Restrictions on public speech about a person, then, stand on very different First Amendment footing from restrictions on unwanted speech to the person. Such restrictions on speech about a person can be constitutional when limited to speech that falls within the recognized First Amendment exceptions, such as threats, libel, and intentional incitement to likely and imminent criminal attack. But when one-to-many speech about people falls outside these exceptions, it should be constitutionally protected.

As I mentioned above, I don’t want to claim that one-to-many speech is less harmful than one-to-one speech. Indeed, many people might be much more upset about insulting things said publicly about them—to listeners who might be influenced by such criticism—than about insulting things said directly to them.

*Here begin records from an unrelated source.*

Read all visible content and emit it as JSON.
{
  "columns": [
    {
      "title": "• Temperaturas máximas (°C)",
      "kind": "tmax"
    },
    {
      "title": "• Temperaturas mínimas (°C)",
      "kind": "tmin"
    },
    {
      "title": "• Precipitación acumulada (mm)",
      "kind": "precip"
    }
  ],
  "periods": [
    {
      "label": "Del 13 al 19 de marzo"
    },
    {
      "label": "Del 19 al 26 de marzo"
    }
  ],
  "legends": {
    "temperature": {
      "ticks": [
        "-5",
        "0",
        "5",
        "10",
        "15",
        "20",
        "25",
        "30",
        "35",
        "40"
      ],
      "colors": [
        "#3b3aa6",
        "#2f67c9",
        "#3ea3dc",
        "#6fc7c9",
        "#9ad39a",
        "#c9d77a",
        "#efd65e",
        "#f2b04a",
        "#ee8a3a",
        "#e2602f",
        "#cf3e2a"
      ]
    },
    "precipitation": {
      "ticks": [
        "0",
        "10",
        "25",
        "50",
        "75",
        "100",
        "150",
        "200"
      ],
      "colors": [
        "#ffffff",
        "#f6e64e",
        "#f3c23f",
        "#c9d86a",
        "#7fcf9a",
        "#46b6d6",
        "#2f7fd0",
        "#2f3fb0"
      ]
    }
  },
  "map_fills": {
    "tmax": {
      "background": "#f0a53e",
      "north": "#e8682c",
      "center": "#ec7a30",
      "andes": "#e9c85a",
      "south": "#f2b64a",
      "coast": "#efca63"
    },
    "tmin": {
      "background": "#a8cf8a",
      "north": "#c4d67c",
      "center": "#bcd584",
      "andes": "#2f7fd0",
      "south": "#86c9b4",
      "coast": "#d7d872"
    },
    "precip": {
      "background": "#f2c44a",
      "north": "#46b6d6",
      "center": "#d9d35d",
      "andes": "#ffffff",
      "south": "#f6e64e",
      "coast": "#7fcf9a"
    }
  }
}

Nonetheless, for reasons discussed in Part I, one-to-many speech has full First Amendment value because it involves the expression of facts and opinions aimed at informing and persuading potentially willing listeners. It should therefore generally be constitutionally protected, notwithstanding the offense and distress it causes to its subjects. And this is certainly where current First Amendment doctrine points.

Eron Gjoni's First Amendment rights are being violated.

Gjoni has the right to discuss the abuse he allegedly suffered at Zoe Quinn's hands. The 209a order is unconstitutionally overbroad and vague under the First Amendment. It's overbroad because it could not possibly cover anything and everything that Gjoni might want to talk about. It's vague because it doesn't put a reasonable person on notice as to what speech is prohibited.

On a moral level, Chelsea Van Valkenburg's conduct is despicable. She is abusing the court system to prevent legitimate criticism of her.

Valkenburg's position on doxxing.

Indeed, in her affidavit for the 209a order, Chelsea Van Valkenburg complained about "doxxing" - the practice of posting a person's information online to harass others. Yet Valkenburg herself "doxxed" me.

Valkenburg and a co-hort have posted pictures of my home as well as my address on a website. According to Valkenburg, doxxing is done when a person wants  third partiess to torment, harass, or harm another.

By Valkenburg's logic, my life is in grave danger.

According to Valkenburg and her supporters (including many in the mainstream media such as Rebecca Vipond Brink), posting my personal information only and disseminating it out to a hate mob is OK, because I am an evil person who said some of the types of things people who write for Gawker say.

Not only does Valkenburg abuse the court system, she also is attempting to incite others to stalk and harass me.

Unlike Valkenburg, I will not be seeking a court order.

Instead, I will continue to exercise my First Amendment rights by talking about her case.

I have only just begun exposing Chelsea Van Valkenburg a/k/a Zoe Quin and her lies.